🤖 AI Summary
To address the semantic gap between natural language problem descriptions and fault code, which impedes multi-hop dependency reasoning, this paper proposes ToolTrain—a two-stage tool-integrated training framework. ToolTrain unifies supervised fine-tuning, rejection sampling, and tool-augmented reinforcement learning to explicitly model the invocation logic of code repository retrieval tools and multi-step reasoning paths. Crucially, it incorporates external retrieval tools into the large language model’s training loop—an innovation that enhances the model’s navigation and localization capabilities within complex code structures.
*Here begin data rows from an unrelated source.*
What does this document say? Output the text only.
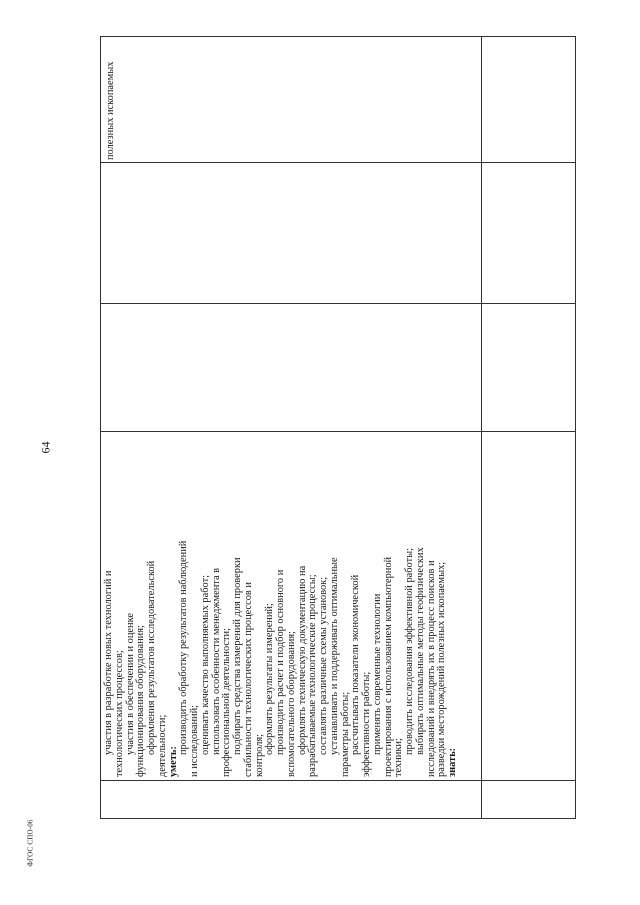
64

участия в разработке новых технологий и технологических процессов; участия в обеспечении и оценке функционирования оборудования; оформления результатов исследовательской деятельности; уметь:

производить обработку результатов наблюдений и исследований; оценивать качество выполняемых работ; использовать особенности менеджмента в профессиональной деятельности; подбирать средства измерений для проверки стабильности технологических процессов и контроля;

оформлять результаты измерений; производить расчет и подбор основного и вспомогательного оборудования; оформлять техническую документацию на разрабатываемые технологические процессы; составлять различные схемы установок; устанавливать и поддерживать оптимальные параметры работы; рассчитывать показатели экономической эффективности работы; применять современные технологии проектирования с использованием компьютерной техники;

проводить исследования эффективной работы; выбирать оптимальные методы геофизических исследований и внедрять их в процесс поисков и разведки месторождений полезных ископаемых; знать:

полезных ископаемых
ФГОС СПО-06
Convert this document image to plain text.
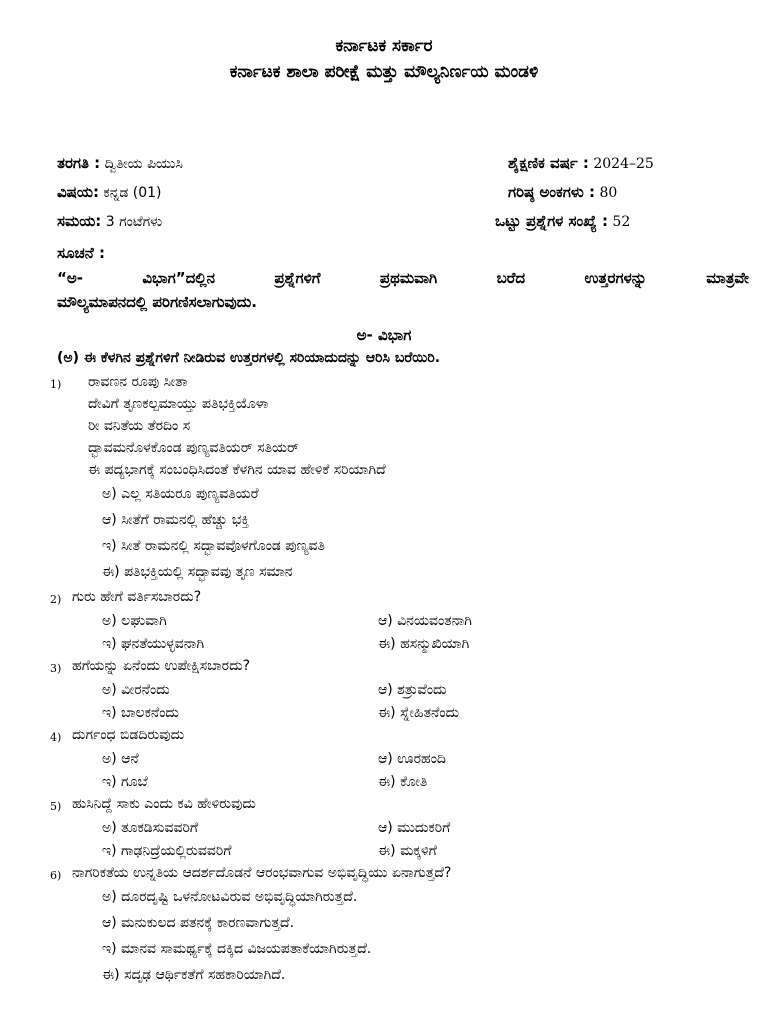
ಕರ್ನಾಟಕ ಸರ್ಕಾರ
ಕರ್ನಾಟಕ ಶಾಲಾ ಪರೀಕ್ಷೆ ಮತ್ತು ಮೌಲ್ಯನಿರ್ಣಯ ಮಂಡಳಿ
ತರಗತಿ : ದ್ವಿತೀಯ ಪಿಯುಸಿ	ಶೈಕ್ಷಣಿಕ ವರ್ಷ : 2024–25
ವಿಷಯ: ಕನ್ನಡ (01)	ಗರಿಷ್ಠ ಅಂಕಗಳು : 80
ಸಮಯ: 3 ಗಂಟೆಗಳು	ಒಟ್ಟು ಪ್ರಶ್ನೆಗಳ ಸಂಖ್ಯೆ : 52
ಸೂಚನೆ :
“ಅ- ವಿಭಾಗ”ದಲ್ಲಿನ ಪ್ರಶ್ನೆಗಳಿಗೆ ಪ್ರಥಮವಾಗಿ ಬರೆದ ಉತ್ತರಗಳನ್ನು ಮಾತ್ರವೇ
ಮೌಲ್ಯಮಾಪನದಲ್ಲಿ ಪರಿಗಣಿಸಲಾಗುವುದು.
ಅ- ವಿಭಾಗ
(ಅ) ಈ ಕೆಳಗಿನ ಪ್ರಶ್ನೆಗಳಿಗೆ ನೀಡಿರುವ ಉತ್ತರಗಳಲ್ಲಿ ಸರಿಯಾದುದನ್ನು ಆರಿಸಿ ಬರೆಯಿರಿ.
1) ರಾವಣನ ರೂಪು ಸೀತಾ
ದೇವಿಗೆ ತೃಣಕಲ್ಪಮಾಯ್ತು ಪತಿಭಕ್ತಿಯೊಳಾ
ರೀ ವನಿತೆಯ ತೆರದಿಂ ಸ
ದ್ಭಾವಮನೊಳಕೊಂಡ ಪುಣ್ಯವತಿಯರ್ ಸತಿಯರ್
ಈ ಪದ್ಯಭಾಗಕ್ಕೆ ಸಂಬಂಧಿಸಿದಂತೆ ಕೆಳಗಿನ ಯಾವ ಹೇಳಿಕೆ ಸರಿಯಾಗಿದೆ
ಅ) ಎಲ್ಲ ಸತಿಯರೂ ಪುಣ್ಯವತಿಯರೆ
ಆ) ಸೀತೆಗೆ ರಾಮನಲ್ಲಿ ಹೆಚ್ಚು ಭಕ್ತಿ
ಇ) ಸೀತೆ ರಾಮನಲ್ಲಿ ಸದ್ಭಾವವೊಳಗೊಂಡ ಪುಣ್ಯವತಿ
ಈ) ಪತಿಭಕ್ತಿಯಲ್ಲಿ ಸದ್ಭಾವವು ತೃಣ ಸಮಾನ
2) ಗುರು ಹೇಗೆ ವರ್ತಿಸಬಾರದು?
ಅ) ಲಘುವಾಗಿ	ಆ) ವಿನಯವಂತನಾಗಿ
ಇ) ಘನತೆಯುಳ್ಳವನಾಗಿ	ಈ) ಹಸನ್ಮುಖಿಯಾಗಿ
3) ಹಗೆಯನ್ನು ಏನೆಂದು ಉಪೇಕ್ಷಿಸಬಾರದು?
ಅ) ವೀರನೆಂದು	ಆ) ಶತ್ರುವೆಂದು
ಇ) ಬಾಲಕನೆಂದು	ಈ) ಸ್ನೇಹಿತನೆಂದು
4) ದುರ್ಗಂಧ ಬಿಡದಿರುವುದು
ಅ) ಆನೆ	ಆ) ಊರಹಂದಿ
ಇ) ಗೂಬೆ	ಈ) ಕೋತಿ
5) ಹುಸಿನಿದ್ದೆ ಸಾಕು ಎಂದು ಕವಿ ಹೇಳಿರುವುದು
ಅ) ತೂಕಡಿಸುವವರಿಗೆ	ಆ) ಮುದುಕರಿಗೆ
ಇ) ಗಾಢನಿದ್ರೆಯಲ್ಲಿರುವವರಿಗೆ	ಈ) ಮಕ್ಕಳಿಗೆ
6) ನಾಗರಿಕತೆಯ ಉನ್ನತಿಯ ಆದರ್ಶದೊಡನೆ ಆರಂಭವಾಗುವ ಅಭಿವೃದ್ಧಿಯು ಏನಾಗುತ್ತದೆ?
ಅ) ದೂರದೃಷ್ಟಿ ಒಳನೋಟವಿರುವ ಅಭಿವೃದ್ಧಿಯಾಗಿರುತ್ತದೆ.
ಆ) ಮನುಕುಲದ ಪತನಕ್ಕೆ ಕಾರಣವಾಗುತ್ತದೆ.
ಇ) ಮಾನವ ಸಾಮರ್ಥ್ಯಕ್ಕೆ ದಕ್ಕಿದ ವಿಜಯಪತಾಕೆಯಾಗಿರುತ್ತದೆ.
ಈ) ಸದೃಢ ಆರ್ಥಿಕತೆಗೆ ಸಹಕಾರಿಯಾಗಿದೆ.
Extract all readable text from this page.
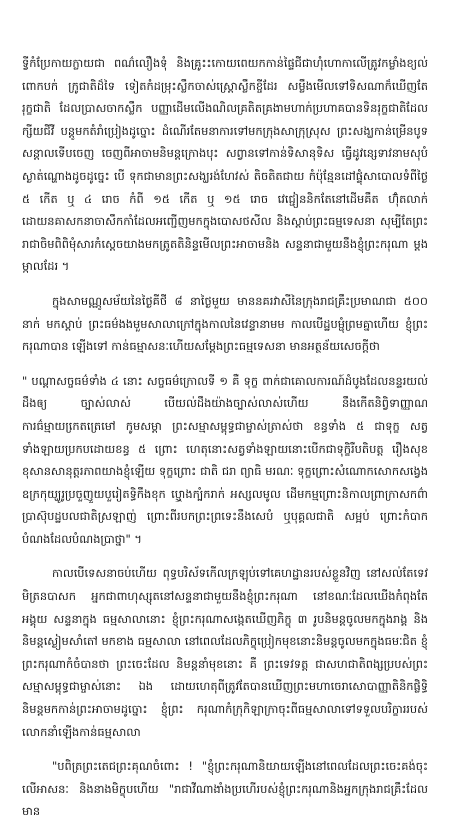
ទ្វីកំប្រែកាយក្លាយជា ពណ៌លឿងទុំ និងគ្រូះះកោយពេយកកាន់ផ្ទៃជីជាហុំហោកាលើត្រូវកម្លាំងខ្យល់ ពោកបក់ ក្រូជាតិដ៏ទៃ ទៀតកំដម្រុះស្លឹកចាស់ស្ដ្រោស្លឹកខ្ចីដែរ សម្លឹងមើលទៅទិសណាក៏ឃើញតែរុក្ខជាតិ ដែលប្រាសចាកស្លឹក បញ្ញាដើមលើងណិលគ្រតិតគ្រងាមហាក់ប្រហាគបានទិនរុក្ខជាតិដែលក្សីយជីវី បន្តូមកតំរាំប្រៀងដូច្នោះ ដំណើរតែមនាការទៅមកក្រុងសាក្រុស្រុស ព្រះសង្ឃកាន់ម្រើនបូទសន្តាលទើបចេញ ចេញពីអាចាមនិមន្តក្រោងបុះ សព្វានទៅកាន់ទិសានុទិស ធ្វើដូវន្សេទាវនាមសុបំស្ងាត់ណ្ហោងដូចដូច្នេះ បើ ទុកជាមានព្រះសង្ឃរង់ហែវស់ តិចតិតជាយ កំប៉ុន្មែនដៅផ្ទុំសាបោលទំពីថ្ងៃ ៥ កើត ឬ ៤ រោច កំពី ១៥ កើត ឬ ១៥ រោច វេជ្ជៀននិកតែនៅដើមគឹត ហ៊ុំតលាក់ដោយនគាសកនាចាសឹកកាំដែលអញ្ជើញមកក្នុងបោសថសីល និងស្ដាប់ព្រះធម្មទេសនា សុម្បីតែព្រះរាជាចិមពិពិមុំសារកំស្ដេចយាងមកត្រូតតិនិន្ទមើលព្រះអាចាមនិង សន្ទនាជាមួយនឹងខ្ញុំព្រះករុណា ម្ដងម្កាលដែរ ។

ក្នុងសាមណ្ណូសម័យនៃថ្ងៃគីថី ៨ នាថ្ងៃមួយ មាននគរវាសីនៃក្រុងរាជគ្រឹះប្រមាណជា ៥០០ នាក់ មកស្ដាប់ ព្រះធម៌ងងមួមសាលាក្រៅក្នុងកាលនៃវេន្ទានាមម កាលបើដ្ឋបម្ផុំព្រមគ្នាហើយ ខ្ញុំព្រះករុណាបាន ឡើងទៅ កាន់ធម្មាសនៈហើយសម្ដែងព្រះធម្មទេសនា មានអត្ថន័យសេចក្ដីថា

" បណ្ដាសច្ចធម៌ទាំង ៤ នោះ សច្ចធម៌ក្រោលទី ១ គឺ ទុក្ខ ពាក់ជាគោលការណ៍ដំបូងដែលនន្ទរយល់ដឹងឲ្យ ច្បាស់លាស់ បើយល់ដឹងយ៉ាងច្បាស់លាស់ហើយ នឹងកើតនិព្វិទាញ្ញាណ ការធ៌ម្មាយកេ្រតត្រេមៅ កូមសម្ដា ព្រះសម្មាសម្ពុទ្ធជាម្ចាស់ត្រាស់ថា ខន្ធទាំង ៥ ជាទុក្ខ សត្វទាំងឡាយប្រកបដោយខន្ធ ៥ ព្រោះ ហេតុនោះសត្វទាំងឡាយនោះបើកជាទុក្ខិរឺបតិបត្ត រឿងសុខ ខុសានសានុត្តរភាពយាងខ្ញុំឡើយ ទុក្ខព្រោះ ជាតិ ជរា ព្យាធិ មរណៈ ទុក្ខព្រោះសំណោកសោកសង្វេង ឧក្រកុយ្ឃូរូប្រចួញួយបួរៀតទ្ធិកឹងខុក ឬ្ញោងក្បំករាក់ អស្សលមូល ដើមកម្មព្រោះនិកាលព្រាក្រាសកព៌ាប្រាស៊ុបដ្ឋបលជាតិស្រឡាញ់ ព្រោះពីរបកព្រះព្រទេះនឹងសេបំ ឬបុគ្គលជាតិ សម្អប់ ព្រោះកំបាកបំណងដែលបំណងប្រាថ្នា" ។

កាលបើទេសនាចប់ហើយ ពុទ្ធបរិស័ទកើលក្រឡុប់ទៅគេហដ្ឋានរបស់ខ្លួនវិញ នៅសល់តែទេវ មិត្រនបាសក អ្នកជាពាហុស្សុតនៅសន្ទនាជាមួយនឹងខ្ញុំព្រះករុណា នៅខណៈដែលឃើងកំពុងតែអង្គុយ សន្ទនាក្នុង ធម្មសាលានោះ ខ្ញុំព្រះករុណាសង្កេតឃើញភិក្ខុ ៣ រូបនិមន្តចូលមកក្នុងរាង្គ និងនិមន្តស្ងៀមសាំតៅ មកខាង ធម្មសាលា នៅពេលដែលភិក្ខុប្រៀកមុខនោះនិមន្តចូលមកក្នុងធមៈជិត ខ្ញុំព្រះករុណាកំចំបានថា ព្រះចេះដែល និមន្តនាំមុខនោះ គឺ ព្រះទេវទត្ត ជាសហជាតិពង្សប្របស់ព្រះសម្មាសម្ពុទ្ធជាម្ចាស់នោះ ឯង ដោយហេតុពីត្រូវតែបានឃើញព្រះមហាចេរាសោបាញ្ញាតិនិកផ្លិទ្ធិនិមន្តមកកាន់ព្រះអាចាមដូច្នោះ ខ្ញុំព្រះ ករុណាកំក្រុកិឡាក្រាចុះពីធម្មសាលាទៅទទួលបរិក្ខាររបស់លោកនាំឡើងកាន់ធម្មសាលា

"បពិត្រព្រះតេជព្រះគុណចំពោះ ! "ខ្ញុំព្រះករុណានិយាយឡើងនៅពេលដែលព្រះចេះគង់ចុះ លើអាសនៈ និងនាងមិក្ខុបហើយ "រាជាវីណាងាំងប្រហើរបស់ខ្ញុំព្រះករុណានិងអ្នកក្រុងរាជគ្រឹះដែលមាន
Experiments demonstrate that a 32B-parameter model trained with ToolTrain achieves state-of-the-art performance on function-level fault localization, outperforming Claude-3.7. Moreover, it significantly improves end-to-end automated program repair success rates.
📝 Abstract
Issue localization, the process of identifying code locations that need modification to resolve software issues, is a critical yet challenging task in software development. The semantic gap between natural language issue descriptions and faulty code requires complex multi-hop reasoning through code dependencies. Existing LLM-based agents attempt to address this by integrating repository retrieval tools. However, this transforms issue localization into a demanding task we call Repo Deep Search, which requires the LLM to effectively utilize various repository retrieval tools throughout a multi-step reasoning and navigation process. To tackle this challenge, we present ToolTrain, a two-stage tool-integrated training framework combining rejection-sampled supervised fine-tuning and tool-integrated reinforcement learning to enhance LLMs' ability to use retrieval tools for issue localization. Experimental results show that ToolTrain-trained models achieve state-of-the-art performance, with our 32B model even surpassing Claude-3.7 on function-level localization. The results also show that improved localization performance translates to better end-to-end issue resolution performance. This further demonstrates that training for issue localization is a viable and effective strategy for improving automated software development.